Whilst we can merrily agree to disagree about taste it is perhaps unwise to describe– and damn- any and all wines at a wine tasting as unpleasant (because you “believe” it must be so) so as to create an ideological platform from which to attack low/non-intervention wines – when you are in absentia. It is not just absence that makes the mind grow more cynical; we have to ask ourselves whether this is a fair summary or even an approximate depiction of the truth, or simply an opinion cultivated by some critics pleased to flaunt a professional contrarianism. It is the argument used by people who have philosophical difficulty with the mere concept that good wines might be successfully made in such a fashion – resulting in a critical approach that is akin playing the man rather than the ball. As Keats wrote aphoristically in a letter to his friend John Hamilton Reynolds, “axioms in philosophy are not axioms until they are proved upon our pulses.” Opinions, even when they are couched as if they are statements of unvarnished truth, are still opinions, for all that. In the wine world where drinking and enjoyment are paramount these axioms are indeed proved upon our pulses.

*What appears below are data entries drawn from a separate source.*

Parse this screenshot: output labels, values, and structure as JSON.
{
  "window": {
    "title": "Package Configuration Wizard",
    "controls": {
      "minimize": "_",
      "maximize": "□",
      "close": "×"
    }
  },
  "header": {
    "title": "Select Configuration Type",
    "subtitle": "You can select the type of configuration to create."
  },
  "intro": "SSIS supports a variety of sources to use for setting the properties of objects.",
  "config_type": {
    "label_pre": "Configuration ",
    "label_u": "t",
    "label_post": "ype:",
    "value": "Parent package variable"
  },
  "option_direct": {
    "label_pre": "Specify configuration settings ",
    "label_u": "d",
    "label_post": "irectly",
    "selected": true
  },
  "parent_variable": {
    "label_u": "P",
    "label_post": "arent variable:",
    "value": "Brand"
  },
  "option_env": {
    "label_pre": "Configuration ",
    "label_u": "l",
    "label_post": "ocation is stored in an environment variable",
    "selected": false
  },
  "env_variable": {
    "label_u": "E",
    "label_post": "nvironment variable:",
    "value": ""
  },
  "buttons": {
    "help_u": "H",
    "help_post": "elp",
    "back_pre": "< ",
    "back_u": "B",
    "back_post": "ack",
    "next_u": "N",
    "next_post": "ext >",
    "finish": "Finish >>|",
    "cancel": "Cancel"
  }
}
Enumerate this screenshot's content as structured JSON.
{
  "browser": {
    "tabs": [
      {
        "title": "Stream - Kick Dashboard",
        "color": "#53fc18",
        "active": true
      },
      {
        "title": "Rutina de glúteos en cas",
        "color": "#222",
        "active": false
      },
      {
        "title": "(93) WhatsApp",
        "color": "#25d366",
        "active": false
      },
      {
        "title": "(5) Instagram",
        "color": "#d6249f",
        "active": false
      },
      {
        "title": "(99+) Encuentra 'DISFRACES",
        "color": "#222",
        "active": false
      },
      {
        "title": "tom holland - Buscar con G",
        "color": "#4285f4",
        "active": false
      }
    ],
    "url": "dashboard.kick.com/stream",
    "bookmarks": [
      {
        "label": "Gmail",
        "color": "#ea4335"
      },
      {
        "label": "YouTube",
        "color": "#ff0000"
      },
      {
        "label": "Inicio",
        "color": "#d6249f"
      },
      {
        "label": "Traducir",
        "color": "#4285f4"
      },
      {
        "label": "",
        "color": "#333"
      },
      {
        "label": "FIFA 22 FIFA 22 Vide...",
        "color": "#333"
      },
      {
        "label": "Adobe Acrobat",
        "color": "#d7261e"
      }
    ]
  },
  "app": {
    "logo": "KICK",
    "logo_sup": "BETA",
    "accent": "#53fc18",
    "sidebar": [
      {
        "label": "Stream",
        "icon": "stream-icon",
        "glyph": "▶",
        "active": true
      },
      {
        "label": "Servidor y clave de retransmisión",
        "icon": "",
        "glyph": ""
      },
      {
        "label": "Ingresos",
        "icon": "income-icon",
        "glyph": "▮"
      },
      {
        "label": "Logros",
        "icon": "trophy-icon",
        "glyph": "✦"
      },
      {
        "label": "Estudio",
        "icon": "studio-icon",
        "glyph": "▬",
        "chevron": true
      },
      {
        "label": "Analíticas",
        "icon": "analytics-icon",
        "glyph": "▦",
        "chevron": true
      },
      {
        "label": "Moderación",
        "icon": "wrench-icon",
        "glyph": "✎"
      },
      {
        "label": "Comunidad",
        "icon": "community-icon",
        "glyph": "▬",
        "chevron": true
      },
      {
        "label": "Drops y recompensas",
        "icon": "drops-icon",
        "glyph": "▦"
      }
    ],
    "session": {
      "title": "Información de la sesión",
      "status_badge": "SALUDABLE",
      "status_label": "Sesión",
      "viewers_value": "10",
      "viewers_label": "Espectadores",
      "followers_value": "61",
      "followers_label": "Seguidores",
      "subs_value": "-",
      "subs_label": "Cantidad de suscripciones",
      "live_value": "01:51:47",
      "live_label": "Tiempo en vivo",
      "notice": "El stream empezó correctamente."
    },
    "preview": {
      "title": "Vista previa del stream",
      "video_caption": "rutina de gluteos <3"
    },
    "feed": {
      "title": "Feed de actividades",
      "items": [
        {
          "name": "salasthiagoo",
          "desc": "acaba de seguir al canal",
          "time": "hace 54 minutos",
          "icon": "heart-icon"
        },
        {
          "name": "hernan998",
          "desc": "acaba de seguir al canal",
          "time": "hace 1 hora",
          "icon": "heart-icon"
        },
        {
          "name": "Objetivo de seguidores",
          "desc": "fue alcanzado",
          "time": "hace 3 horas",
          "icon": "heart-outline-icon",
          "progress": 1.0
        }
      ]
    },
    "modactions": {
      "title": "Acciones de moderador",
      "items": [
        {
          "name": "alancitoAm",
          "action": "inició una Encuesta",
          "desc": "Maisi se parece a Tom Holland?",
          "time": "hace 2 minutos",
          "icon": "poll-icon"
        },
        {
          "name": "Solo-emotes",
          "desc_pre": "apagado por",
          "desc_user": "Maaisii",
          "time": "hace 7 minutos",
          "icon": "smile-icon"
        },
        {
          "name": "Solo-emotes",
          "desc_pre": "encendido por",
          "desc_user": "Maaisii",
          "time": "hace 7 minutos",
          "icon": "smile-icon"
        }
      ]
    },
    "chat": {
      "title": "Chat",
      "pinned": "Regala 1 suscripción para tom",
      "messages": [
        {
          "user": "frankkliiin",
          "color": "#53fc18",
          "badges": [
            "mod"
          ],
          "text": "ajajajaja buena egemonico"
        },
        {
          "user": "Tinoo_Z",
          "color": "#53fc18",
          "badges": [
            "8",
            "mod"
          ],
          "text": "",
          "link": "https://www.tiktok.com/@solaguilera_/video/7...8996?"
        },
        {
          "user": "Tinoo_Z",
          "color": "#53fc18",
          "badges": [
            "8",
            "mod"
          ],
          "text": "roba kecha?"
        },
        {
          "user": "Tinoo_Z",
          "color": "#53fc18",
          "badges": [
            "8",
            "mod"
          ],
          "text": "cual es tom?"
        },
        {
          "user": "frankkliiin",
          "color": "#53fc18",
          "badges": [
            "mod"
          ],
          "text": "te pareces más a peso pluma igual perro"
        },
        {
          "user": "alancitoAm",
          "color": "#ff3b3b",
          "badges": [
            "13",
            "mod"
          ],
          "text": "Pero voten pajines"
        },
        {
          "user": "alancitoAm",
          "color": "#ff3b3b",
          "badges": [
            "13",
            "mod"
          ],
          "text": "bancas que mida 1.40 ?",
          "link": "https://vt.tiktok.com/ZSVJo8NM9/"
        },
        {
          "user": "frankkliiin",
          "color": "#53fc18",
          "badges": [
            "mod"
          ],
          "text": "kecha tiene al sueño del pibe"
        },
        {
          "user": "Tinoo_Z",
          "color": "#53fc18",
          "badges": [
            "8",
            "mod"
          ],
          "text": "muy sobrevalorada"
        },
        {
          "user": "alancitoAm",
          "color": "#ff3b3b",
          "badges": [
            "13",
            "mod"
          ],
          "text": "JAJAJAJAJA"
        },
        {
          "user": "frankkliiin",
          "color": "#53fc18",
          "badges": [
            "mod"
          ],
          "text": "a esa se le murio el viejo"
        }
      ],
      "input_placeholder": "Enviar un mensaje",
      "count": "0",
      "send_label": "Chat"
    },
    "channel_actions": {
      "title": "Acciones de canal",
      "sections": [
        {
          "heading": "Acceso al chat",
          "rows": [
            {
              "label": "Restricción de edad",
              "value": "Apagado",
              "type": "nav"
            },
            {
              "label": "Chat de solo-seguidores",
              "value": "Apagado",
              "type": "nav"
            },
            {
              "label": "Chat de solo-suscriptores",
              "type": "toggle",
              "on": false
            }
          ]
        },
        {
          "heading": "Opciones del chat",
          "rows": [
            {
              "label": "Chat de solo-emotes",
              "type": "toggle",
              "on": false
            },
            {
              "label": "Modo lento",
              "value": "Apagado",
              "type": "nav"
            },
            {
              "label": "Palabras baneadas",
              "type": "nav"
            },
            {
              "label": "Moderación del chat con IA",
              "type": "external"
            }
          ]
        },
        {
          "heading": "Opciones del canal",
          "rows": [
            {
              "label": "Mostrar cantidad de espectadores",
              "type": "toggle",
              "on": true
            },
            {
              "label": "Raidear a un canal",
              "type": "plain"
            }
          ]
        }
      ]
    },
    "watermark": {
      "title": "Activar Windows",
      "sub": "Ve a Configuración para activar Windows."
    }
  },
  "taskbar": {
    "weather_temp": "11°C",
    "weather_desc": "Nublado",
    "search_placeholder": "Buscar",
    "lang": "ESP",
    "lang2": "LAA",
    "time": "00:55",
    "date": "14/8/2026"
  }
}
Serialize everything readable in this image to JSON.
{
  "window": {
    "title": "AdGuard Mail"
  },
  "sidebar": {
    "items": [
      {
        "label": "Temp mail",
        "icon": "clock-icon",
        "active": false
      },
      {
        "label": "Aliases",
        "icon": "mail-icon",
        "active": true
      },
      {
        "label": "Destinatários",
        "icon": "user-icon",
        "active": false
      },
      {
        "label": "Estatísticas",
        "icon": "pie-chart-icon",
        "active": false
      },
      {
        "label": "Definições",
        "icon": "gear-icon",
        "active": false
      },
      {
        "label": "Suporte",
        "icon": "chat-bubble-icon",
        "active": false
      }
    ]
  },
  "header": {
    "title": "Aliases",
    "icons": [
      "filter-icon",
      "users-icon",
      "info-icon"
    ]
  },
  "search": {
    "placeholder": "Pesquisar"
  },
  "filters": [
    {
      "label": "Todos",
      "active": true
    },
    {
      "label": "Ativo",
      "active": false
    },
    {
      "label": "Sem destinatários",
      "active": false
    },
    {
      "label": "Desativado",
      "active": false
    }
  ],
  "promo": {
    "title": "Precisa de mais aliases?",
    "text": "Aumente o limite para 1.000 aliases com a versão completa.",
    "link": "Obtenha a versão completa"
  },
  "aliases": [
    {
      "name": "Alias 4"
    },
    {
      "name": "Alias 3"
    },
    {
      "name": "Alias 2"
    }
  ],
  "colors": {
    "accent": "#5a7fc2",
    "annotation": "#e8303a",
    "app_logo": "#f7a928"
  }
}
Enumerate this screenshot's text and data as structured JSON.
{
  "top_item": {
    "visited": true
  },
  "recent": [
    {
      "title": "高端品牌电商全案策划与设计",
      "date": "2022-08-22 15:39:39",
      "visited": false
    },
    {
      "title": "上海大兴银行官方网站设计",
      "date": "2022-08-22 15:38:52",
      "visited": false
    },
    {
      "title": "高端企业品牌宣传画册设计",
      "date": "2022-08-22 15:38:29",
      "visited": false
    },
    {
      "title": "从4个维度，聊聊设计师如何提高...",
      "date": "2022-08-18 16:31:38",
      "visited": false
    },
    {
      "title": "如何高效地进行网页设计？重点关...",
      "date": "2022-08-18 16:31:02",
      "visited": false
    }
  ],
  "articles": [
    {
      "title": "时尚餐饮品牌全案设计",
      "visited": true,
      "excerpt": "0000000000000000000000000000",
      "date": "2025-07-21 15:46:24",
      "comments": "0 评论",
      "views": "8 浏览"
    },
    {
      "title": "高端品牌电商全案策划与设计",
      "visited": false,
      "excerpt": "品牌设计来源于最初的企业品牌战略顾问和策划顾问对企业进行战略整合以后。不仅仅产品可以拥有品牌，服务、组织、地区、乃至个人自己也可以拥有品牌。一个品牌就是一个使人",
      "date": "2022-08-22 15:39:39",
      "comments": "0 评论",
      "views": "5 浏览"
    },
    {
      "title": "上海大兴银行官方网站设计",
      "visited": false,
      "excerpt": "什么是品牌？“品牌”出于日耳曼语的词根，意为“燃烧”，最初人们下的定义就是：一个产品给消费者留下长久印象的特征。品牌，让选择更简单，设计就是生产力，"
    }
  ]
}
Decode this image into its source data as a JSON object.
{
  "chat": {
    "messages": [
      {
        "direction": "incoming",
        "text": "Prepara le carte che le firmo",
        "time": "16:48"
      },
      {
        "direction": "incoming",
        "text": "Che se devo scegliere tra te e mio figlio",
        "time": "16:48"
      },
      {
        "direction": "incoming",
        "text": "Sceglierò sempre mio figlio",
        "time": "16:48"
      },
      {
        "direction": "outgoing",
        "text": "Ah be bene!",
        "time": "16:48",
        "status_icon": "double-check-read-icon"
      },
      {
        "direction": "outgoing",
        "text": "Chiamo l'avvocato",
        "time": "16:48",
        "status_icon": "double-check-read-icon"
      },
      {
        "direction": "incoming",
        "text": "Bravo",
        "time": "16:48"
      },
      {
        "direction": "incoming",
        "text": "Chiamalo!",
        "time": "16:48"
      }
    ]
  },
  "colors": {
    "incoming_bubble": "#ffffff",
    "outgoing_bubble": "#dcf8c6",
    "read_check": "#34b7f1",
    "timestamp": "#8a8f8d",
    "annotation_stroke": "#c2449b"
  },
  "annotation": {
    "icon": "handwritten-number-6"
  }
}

Elevating the discourse above the notion of wines as functional microbiological and chemical transformations into a more poetic narrative about vines, place, people, life and love and much more, brings us closer to the real purpose of wine. Respecting this story shows a desire to form a relationship with the wine, otherwise it becomes merely a vehicle for different transactions, a highly processed product with a finite commercial purpose.
“Wine…changing even as we taste it, delivers a message with meaning only in our response. If we are in the right key when we receive it, our eyes will shine and we shall radiate pleasure,” wrote Gerald Asher in The Pleasures of Wine. Tasting is an opportunity to learn for those who are open-minded, drinking wine an opportunity to experience pleasure for those who are truly tuned in to that possibility.
Those that enjoy drinking natural wines relish them for a variety of reasons. One is a sense of the life within, something to do with the way the wines move when one puts them in one’s mouth. Then there are the edges, the tiny flaws, that mark these wines as individual. The feeling that the wine exists on its own merit rather tasting the mediating architectural intent of the winemaker. The drinking of the wine, the effortless consumption, and above all, the sense of nourishment, the wine, this fermented natural product that warms the stomach and aids digestion. It is not that every natural wine confers delicious pleasure. Some are awry, moody, faulty to a fault, others don’t chime with your sense or need at the moment.
So, how do you recognise a natural wine by its taste? I am tempted to leave it at this: When you know, you know.